In Yahoo SiteExplorer I see nearly 4 million backlinks for dmoz.org, with 2.3 to the homepage. That's sounds like enough to me. There was even a period of time where linking to your category page in dmoz was a very helpful action in some situations, especially if you "were" the category.
I agree that DMOZ was/is used as a kind of seed for certain functions. These changes will be worth keeping an eye on - thanks g1smd.
So, you haven't just got your category structure reorganisation to consider, but also a shift to www for those categories. Add in the data for the ongoing Google Directory Update and there are many effects that could happen.
>> dmoz had been completely down for some time due to technical reasons <<
The editor side was completely down for several months at the end of 2006. The public site was still accessible and didn't go down for more than a few hours on a couple of occasions. Google carried on spidering and indexing that every day.
When the editor side came back up, one priority was to clear listings that had gone dead in the intervening months. The other was to get on and add more sites. Only then was the RDF generation process restarted to build the regular data dump files for downstream users (such as Google) to pick up and use.
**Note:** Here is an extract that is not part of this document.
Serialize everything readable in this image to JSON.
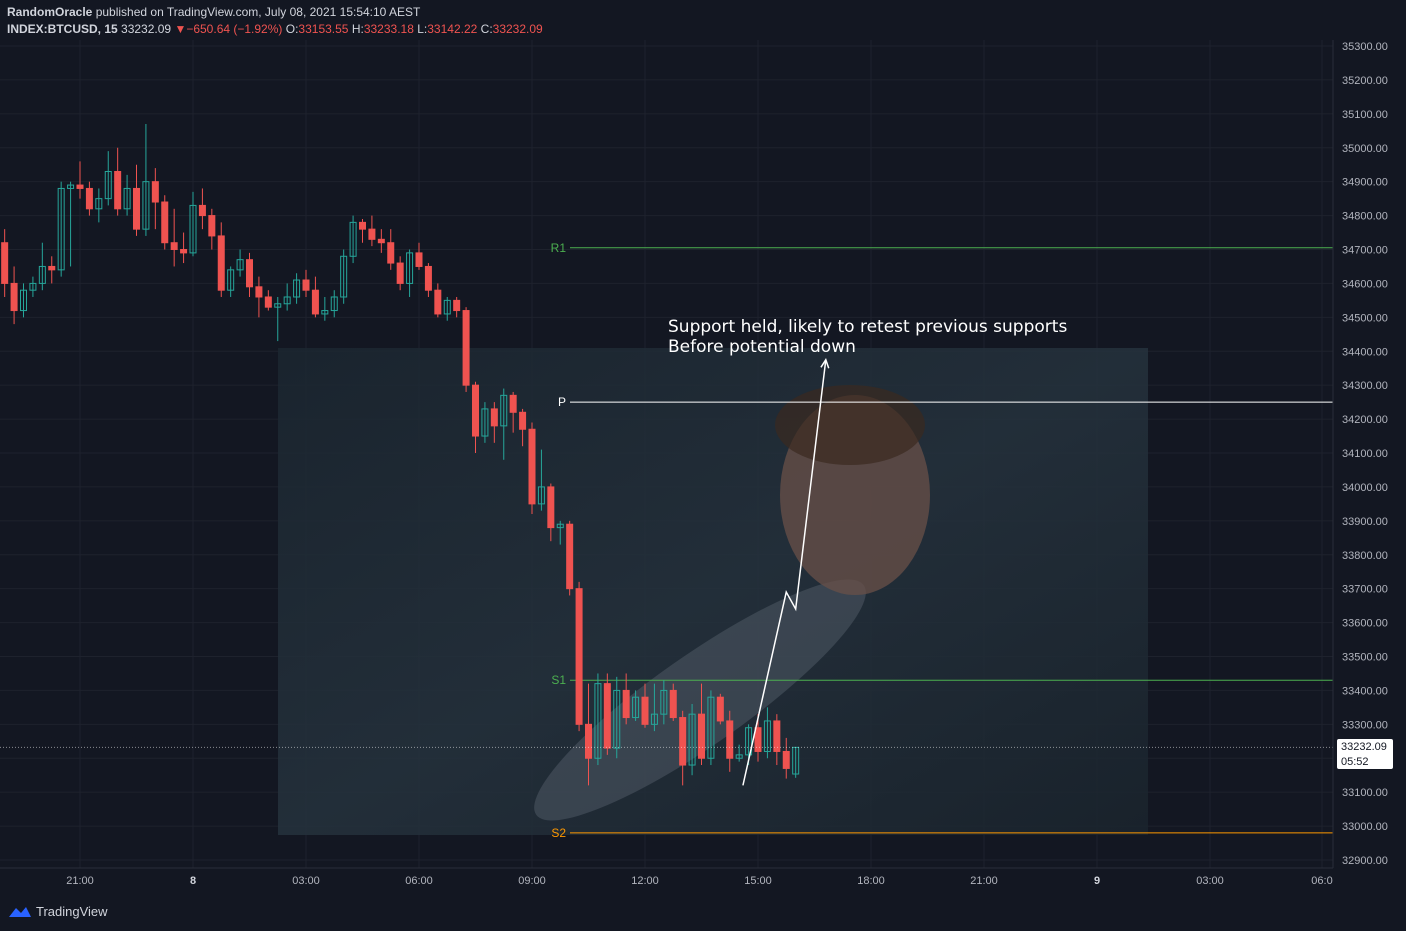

It is likely that there will be little to no effect from this
Perhaps "little to no long term effect" would be better, but he even had that covered:
it will likely take Google a few months to factor everything in
Meanwhile, some of us are having a thrilling ride on the roller-coaster.
I think that it will take quite a while for their system to notice that the non-www version now issues a 301 redirect instead of serving content, and make the appropriate adjustments to the list of pages that they show in the SERPs. I suspect that it could take at least several months for things to be worked out.
Most obviously, the dmoz index page doesn't rank for a [dmoz] search because it is not indexed in any form.
While sites in dmoz should expect a longterm benefit from canonicalization, the deindexing of dmoz pages now certainly is hurting them now.
You think the favt that the index page isn't #1, or anywhere, for a search for [dmoz] is normal?
Obviously it is neither a simple canonicalisation or duplicate content issue.
There is hysterical gloating on another forum about it, but more important is the, at least short term, major repercusions of thousands of domains losing their best link.
However sites can also be moved from one category to another. If there is a delay in re-listing in the second category, a site could be unlisted for a while.
I'll also guess that it won't take Google's indexing system much more than a month to realise what is going on and fix the problem.
The counts for www.dmoz.org have increased by several hundred thousand in the last few weeks in most blocks. There are still some very large differences in the counts, depending on where you look.